C.5 species D. 6 species

4. (Nanjing, 2002) Among the following figures, the one with the largest symmetry axis is ().

A. Circle B. Square

C. isosceles triangle D. line segment

5. The students played with a kaleidoscope, which is surrounded by three pieces of glass with the same length and width, as shown in the figure. The small triangles in the figure are all congruent equilateral triangles, and the diamond AEFG can be regarded as taking the diamond ABCD as the center ().

A. rotate 60 degrees clockwise to obtain B. rotate clockwise 120 degrees to obtain.

C. rotate 60 degrees counterclockwise to get d. rotate counterclockwise 120 degrees to get d.

6, the following modes are both central symmetry and axial symmetry is ()

A B C D

7. As shown in Figure E, F, G and H are the midpoint of BD, AC, AD and BC respectively, and AB=DC. The following conclusions are drawn: ①GH divides EF equally in L; ②ef⊥gh； ③GFHE is rectangular; ④GH bisects ∠ EGF; The correct one is ()

A.① and ② B.② and ③

C.①②④ D.②③④

8. As shown in the figure, in the square ABCD, AO⊥BD, OE, FG and HI are all perpendicular to AD, and EF, GH and IJ are all perpendicular to AO. If S△AIJ= 1, then s squared ABCD= ().

248 B.252

C.254 D.256

9. If the diamond rotates around its center on the plane so that it coincides with the original diamond, the rotation angle should be at least ().

A. 180

From 270 to 360 A.D.

10. If each interior angle of a polygon is equal to 144, then the sum of its interior angles is ().

1260

c 1620d 1800

Volume b

Second, comprehensive questions

1 1. Cut and weld the existing isosceles right-angled triangular iron plate into a parallelogram with an angle of 45. Please design a simplest scheme and prove that your scheme does get a parallelogram that meets the requirements.

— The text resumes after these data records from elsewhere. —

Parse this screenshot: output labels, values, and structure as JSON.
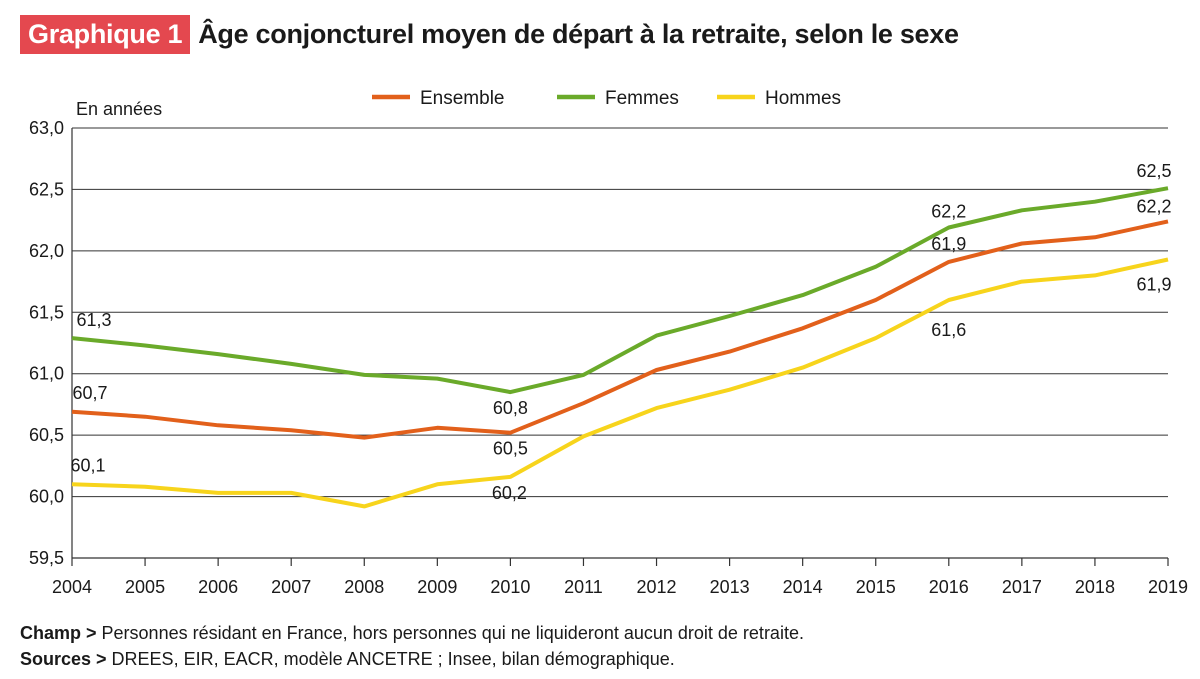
{
  "header": {
    "badge": "Graphique 1",
    "title": "Âge conjoncturel moyen de départ à la retraite, selon le sexe"
  },
  "colors": {
    "ensemble": "#e2601b",
    "femmes": "#6aaa2a",
    "hommes": "#f7d41c",
    "badge": "#e4484f"
  },
  "chart_data": {
    "type": "line",
    "title": "Âge conjoncturel moyen de départ à la retraite, selon le sexe",
    "ylabel": "En années",
    "xlabel": "",
    "ylim": [
      59.5,
      63.0
    ],
    "yticks": [
      59.5,
      60.0,
      60.5,
      61.0,
      61.5,
      62.0,
      62.5,
      63.0
    ],
    "ytick_labels": [
      "59,5",
      "60,0",
      "60,5",
      "61,0",
      "61,5",
      "62,0",
      "62,5",
      "63,0"
    ],
    "x": [
      "2004",
      "2005",
      "2006",
      "2007",
      "2008",
      "2009",
      "2010",
      "2011",
      "2012",
      "2013",
      "2014",
      "2015",
      "2016",
      "2017",
      "2018",
      "2019"
    ],
    "grid": "horizontal",
    "legend_position": "top",
    "series": [
      {
        "name": "Ensemble",
        "color": "#e2601b",
        "values": [
          60.69,
          60.65,
          60.58,
          60.54,
          60.48,
          60.56,
          60.52,
          60.76,
          61.03,
          61.18,
          61.37,
          61.6,
          61.91,
          62.06,
          62.11,
          62.24
        ]
      },
      {
        "name": "Femmes",
        "color": "#6aaa2a",
        "values": [
          61.29,
          61.23,
          61.16,
          61.08,
          60.99,
          60.96,
          60.85,
          60.99,
          61.31,
          61.47,
          61.64,
          61.87,
          62.19,
          62.33,
          62.4,
          62.51
        ]
      },
      {
        "name": "Hommes",
        "color": "#f7d41c",
        "values": [
          60.1,
          60.08,
          60.03,
          60.03,
          59.92,
          60.1,
          60.16,
          60.49,
          60.72,
          60.87,
          61.05,
          61.29,
          61.6,
          61.75,
          61.8,
          61.93
        ]
      }
    ],
    "annotations": [
      {
        "series": "Femmes",
        "x": "2004",
        "text": "61,3"
      },
      {
        "series": "Ensemble",
        "x": "2004",
        "text": "60,7"
      },
      {
        "series": "Hommes",
        "x": "2004",
        "text": "60,1"
      },
      {
        "series": "Femmes",
        "x": "2010",
        "text": "60,8"
      },
      {
        "series": "Ensemble",
        "x": "2010",
        "text": "60,5"
      },
      {
        "series": "Hommes",
        "x": "2010",
        "text": "60,2"
      },
      {
        "series": "Femmes",
        "x": "2016",
        "text": "62,2"
      },
      {
        "series": "Ensemble",
        "x": "2016",
        "text": "61,9"
      },
      {
        "series": "Hommes",
        "x": "2016",
        "text": "61,6"
      },
      {
        "series": "Femmes",
        "x": "2019",
        "text": "62,5"
      },
      {
        "series": "Ensemble",
        "x": "2019",
        "text": "62,2"
      },
      {
        "series": "Hommes",
        "x": "2019",
        "text": "61,9"
      }
    ]
  },
  "footer": {
    "champ_label": "Champ >",
    "champ_text": " Personnes résidant en France, hors personnes qui ne liquideront aucun droit de retraite.",
    "sources_label": "Sources >",
    "sources_text": " DREES, EIR, EACR, modèle ANCETRE ; Insee, bilan démographique."
  }
}
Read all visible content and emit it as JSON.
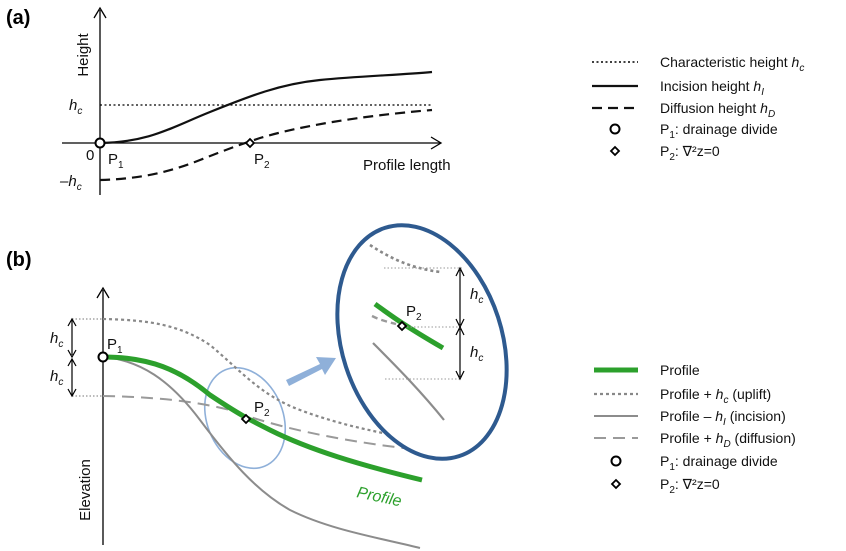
{
  "panel_a": {
    "label": "(a)",
    "y_axis_label": "Height",
    "x_axis_label": "Profile length",
    "tick_hc": "h",
    "tick_hc_sub": "c",
    "tick_minus_hc": "–h",
    "tick_minus_hc_sub": "c",
    "tick_zero": "0",
    "p1_label": "P",
    "p1_sub": "1",
    "p2_label": "P",
    "p2_sub": "2"
  },
  "panel_b": {
    "label": "(b)",
    "y_axis_label": "Elevation",
    "hc_label": "h",
    "hc_sub": "c",
    "p1_label": "P",
    "p1_sub": "1",
    "p2_label": "P",
    "p2_sub": "2",
    "profile_label": "Profile",
    "zoom_hc_label": "h",
    "zoom_hc_sub": "c",
    "zoom_p2_label": "P",
    "zoom_p2_sub": "2"
  },
  "legend_a": [
    {
      "text": "Characteristic height ",
      "var": "h",
      "sub": "c"
    },
    {
      "text": "Incision height ",
      "var": "h",
      "sub": "I"
    },
    {
      "text": "Diffusion height ",
      "var": "h",
      "sub": "D"
    },
    {
      "text": "P",
      "sub2": "1",
      "tail": ": drainage divide"
    },
    {
      "text": "P",
      "sub2": "2",
      "tail": ": ∇²z=0"
    }
  ],
  "legend_b": [
    {
      "text": "Profile"
    },
    {
      "text": "Profile + ",
      "var": "h",
      "sub": "c",
      "tail": " (uplift)"
    },
    {
      "text": "Profile – ",
      "var": "h",
      "sub": "I",
      "tail": " (incision)"
    },
    {
      "text": "Profile + ",
      "var": "h",
      "sub": "D",
      "tail": " (diffusion)"
    },
    {
      "text": "P",
      "sub2": "1",
      "tail": ": drainage divide"
    },
    {
      "text": "P",
      "sub2": "2",
      "tail": ": ∇²z=0"
    }
  ],
  "colors": {
    "profile_green": "#2ca02c",
    "uplift_gray": "#888888",
    "incision_gray": "#8c8c8c",
    "diffusion_gray": "#9a9a9a",
    "ellipse_light": "#8fb0d9",
    "ellipse_dark": "#2e5a8f",
    "arrow_blue": "#8fb0d9"
  }
}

12, (1), there are two squares ABCD and OPQS with side length a, and the vertex o of the square OPQS is the center of the square ABCD. Try to judge the size relationship between AP and BS and prove it.

(2) If the side lengths of the square ABCD and OPQS are A and B (A

13. It is known that in quadrilateral ABCD, AB=DC, AC=BD, AD≠BC. It is proved that the quadrilateral ABCD is an isosceles trapezoid.

14, in the isosceles trapezoid ABCD, AD‖BC, AB=DC, the point P is the point on the side of BC, PE⊥AB, PF⊥CD, BG⊥CD, and the steps are E, F and G respectively. Verification: PE+PF = BG.

The correct answer is D.

The correct answer is B.

The correct answer is a.

The correct answer is D.

The correct answer is C.

The correct answer is D.

The correct answer is a.

The correct answer is B.

Analysis of 1 1;

Take points E and D of AC and BC, cut along ED with DE, make point E unchanged, and point C coincide with point A, then welding is simple.

Proof tip:

According to the conditions, △CED is an isosceles right triangle, so ∠ CED = ∠ CDE = 45 = ∠ AEF.